Stephane’s wife, Christina, is as certain about her desire — indeed, her biological imperative — to have children as he is wavering. A schoolteacher, she talks joyously about wanting to watch someone who looks like her husband grow, play and ask questions that only the mother can answer.

Stephane, though, worries that he might not be an adequate parent. Indeed, he worries that he doesn’t seem to feel the need to have a child that all of his friends seem to have.
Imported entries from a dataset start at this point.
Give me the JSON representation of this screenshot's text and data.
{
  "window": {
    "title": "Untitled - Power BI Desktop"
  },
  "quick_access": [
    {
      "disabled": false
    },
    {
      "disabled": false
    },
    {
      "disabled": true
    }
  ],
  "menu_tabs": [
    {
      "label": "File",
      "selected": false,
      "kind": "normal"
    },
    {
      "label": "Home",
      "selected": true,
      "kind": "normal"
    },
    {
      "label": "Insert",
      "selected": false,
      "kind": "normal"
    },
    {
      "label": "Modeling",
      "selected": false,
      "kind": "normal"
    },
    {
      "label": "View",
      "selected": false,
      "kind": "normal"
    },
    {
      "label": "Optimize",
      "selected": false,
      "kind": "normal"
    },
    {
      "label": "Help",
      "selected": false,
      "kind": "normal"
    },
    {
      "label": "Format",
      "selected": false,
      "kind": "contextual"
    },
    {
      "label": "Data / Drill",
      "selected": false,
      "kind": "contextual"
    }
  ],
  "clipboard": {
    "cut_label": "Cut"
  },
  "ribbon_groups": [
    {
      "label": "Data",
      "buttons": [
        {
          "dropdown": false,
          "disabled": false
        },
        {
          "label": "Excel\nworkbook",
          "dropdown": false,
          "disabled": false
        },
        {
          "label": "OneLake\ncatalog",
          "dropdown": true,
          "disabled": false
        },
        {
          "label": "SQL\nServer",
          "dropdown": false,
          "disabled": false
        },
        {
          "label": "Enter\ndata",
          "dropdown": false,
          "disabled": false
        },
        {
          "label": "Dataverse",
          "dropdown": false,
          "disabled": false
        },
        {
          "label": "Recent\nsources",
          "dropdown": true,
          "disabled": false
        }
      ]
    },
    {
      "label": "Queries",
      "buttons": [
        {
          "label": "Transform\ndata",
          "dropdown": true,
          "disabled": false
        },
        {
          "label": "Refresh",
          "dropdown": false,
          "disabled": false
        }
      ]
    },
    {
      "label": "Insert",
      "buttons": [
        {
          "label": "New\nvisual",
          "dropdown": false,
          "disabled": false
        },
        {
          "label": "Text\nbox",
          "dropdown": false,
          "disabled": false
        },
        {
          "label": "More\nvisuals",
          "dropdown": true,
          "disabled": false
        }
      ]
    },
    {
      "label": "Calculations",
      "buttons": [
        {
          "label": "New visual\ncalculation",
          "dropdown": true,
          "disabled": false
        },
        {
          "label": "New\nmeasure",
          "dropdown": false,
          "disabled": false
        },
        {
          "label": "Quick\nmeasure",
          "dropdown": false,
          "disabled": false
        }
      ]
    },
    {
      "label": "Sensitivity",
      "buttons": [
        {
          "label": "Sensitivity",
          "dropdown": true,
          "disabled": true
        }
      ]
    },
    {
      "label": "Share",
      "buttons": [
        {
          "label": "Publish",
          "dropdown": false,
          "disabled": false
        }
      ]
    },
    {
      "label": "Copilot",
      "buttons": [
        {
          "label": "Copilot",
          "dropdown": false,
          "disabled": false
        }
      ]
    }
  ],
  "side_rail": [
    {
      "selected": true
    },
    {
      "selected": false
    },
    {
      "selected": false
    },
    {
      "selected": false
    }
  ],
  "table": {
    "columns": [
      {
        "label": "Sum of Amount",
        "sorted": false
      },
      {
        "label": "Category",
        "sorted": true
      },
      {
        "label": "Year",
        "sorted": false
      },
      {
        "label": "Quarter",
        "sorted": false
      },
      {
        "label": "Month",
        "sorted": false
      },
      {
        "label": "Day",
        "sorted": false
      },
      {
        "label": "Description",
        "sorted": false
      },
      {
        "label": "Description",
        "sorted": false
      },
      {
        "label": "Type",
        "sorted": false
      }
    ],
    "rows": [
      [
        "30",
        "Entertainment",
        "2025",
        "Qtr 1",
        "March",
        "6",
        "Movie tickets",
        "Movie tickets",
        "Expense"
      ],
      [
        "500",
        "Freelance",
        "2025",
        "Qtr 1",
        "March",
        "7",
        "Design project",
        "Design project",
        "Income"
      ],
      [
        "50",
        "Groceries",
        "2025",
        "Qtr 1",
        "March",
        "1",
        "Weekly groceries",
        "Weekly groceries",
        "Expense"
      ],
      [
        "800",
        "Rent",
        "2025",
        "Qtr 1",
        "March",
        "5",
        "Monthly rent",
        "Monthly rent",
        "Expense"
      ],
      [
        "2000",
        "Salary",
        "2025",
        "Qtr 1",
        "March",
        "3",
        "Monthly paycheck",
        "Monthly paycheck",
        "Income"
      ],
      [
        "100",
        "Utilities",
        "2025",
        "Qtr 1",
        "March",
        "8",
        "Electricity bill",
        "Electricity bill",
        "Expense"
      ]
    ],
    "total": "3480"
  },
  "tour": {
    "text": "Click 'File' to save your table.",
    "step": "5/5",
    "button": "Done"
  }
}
As he interviews other fathers, the question of whether or not to have children is alien to them, like asking to decide whether to breathe.

That’s the most powerful part of Goldsand’s film, the quest to understand why something everyone else seems to regard as self-evident is such a struggle for him.
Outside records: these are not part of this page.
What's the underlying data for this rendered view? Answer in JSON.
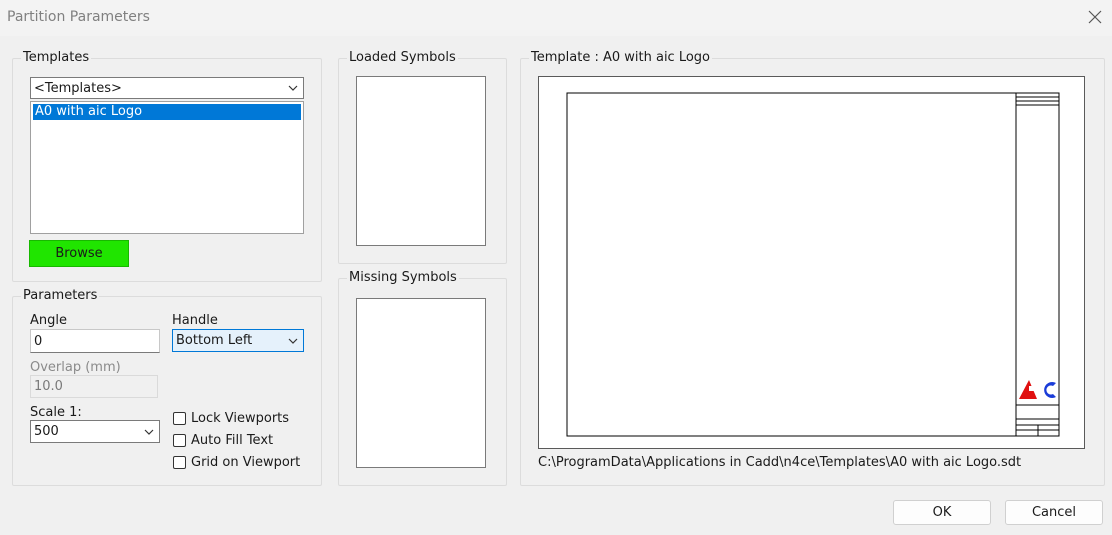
{
  "window": {
    "title": "Partition Parameters"
  },
  "templates": {
    "group_label": "Templates",
    "dropdown_value": "<Templates>",
    "list_items": [
      "A0 with aic Logo"
    ],
    "browse_label": "Browse",
    "browse_color": "#20e500"
  },
  "loaded_symbols": {
    "group_label": "Loaded Symbols"
  },
  "missing_symbols": {
    "group_label": "Missing Symbols"
  },
  "template_preview": {
    "group_label": "Template : A0 with aic Logo",
    "path": "C:\\ProgramData\\Applications in Cadd\\n4ce\\Templates\\A0 with aic Logo.sdt",
    "logo_text": "aic"
  },
  "parameters": {
    "group_label": "Parameters",
    "angle_label": "Angle",
    "angle_value": "0",
    "handle_label": "Handle",
    "handle_value": "Bottom Left",
    "overlap_label": "Overlap (mm)",
    "overlap_value": "10.0",
    "scale_label": "Scale 1:",
    "scale_value": "500",
    "checkboxes": {
      "lock_viewports": {
        "label": "Lock Viewports",
        "checked": false
      },
      "auto_fill_text": {
        "label": "Auto Fill Text",
        "checked": false
      },
      "grid_on_viewport": {
        "label": "Grid on Viewport",
        "checked": false
      }
    }
  },
  "buttons": {
    "ok": "OK",
    "cancel": "Cancel"
  },
  "colors": {
    "selection": "#0078d7",
    "logo_red": "#e01010",
    "logo_blue": "#1a3cd8"
  }
}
In his 22-minute exploration, which feels neither hurried or lingering overlong, Goldsand is not afraid to reveal his most intimate personal moments, including sessions with his therapist. In a pair of phone calls with his own parents, we quickly begin to understand his hesitation.

His mother tells him she finds his doubts and questions “absurd”: “If you want to have babies, then go have babies.” This despite the fact that he nearly died of complications during his own birth. The conversation with his father — who left the family when Stephane was very young, and with whom he has not even spoken for several years — is even more emotionally detached and uncomfortable. We get the sense he could have stopped any passing stranger on the streets and achieved a more intimate exchange of thoughts and feelings.

I won’t tell you what decision the filmmaker reaches by the end or even if he does. The charm of “Leap Before You Look” is that it doesn’t settle for any easy answers.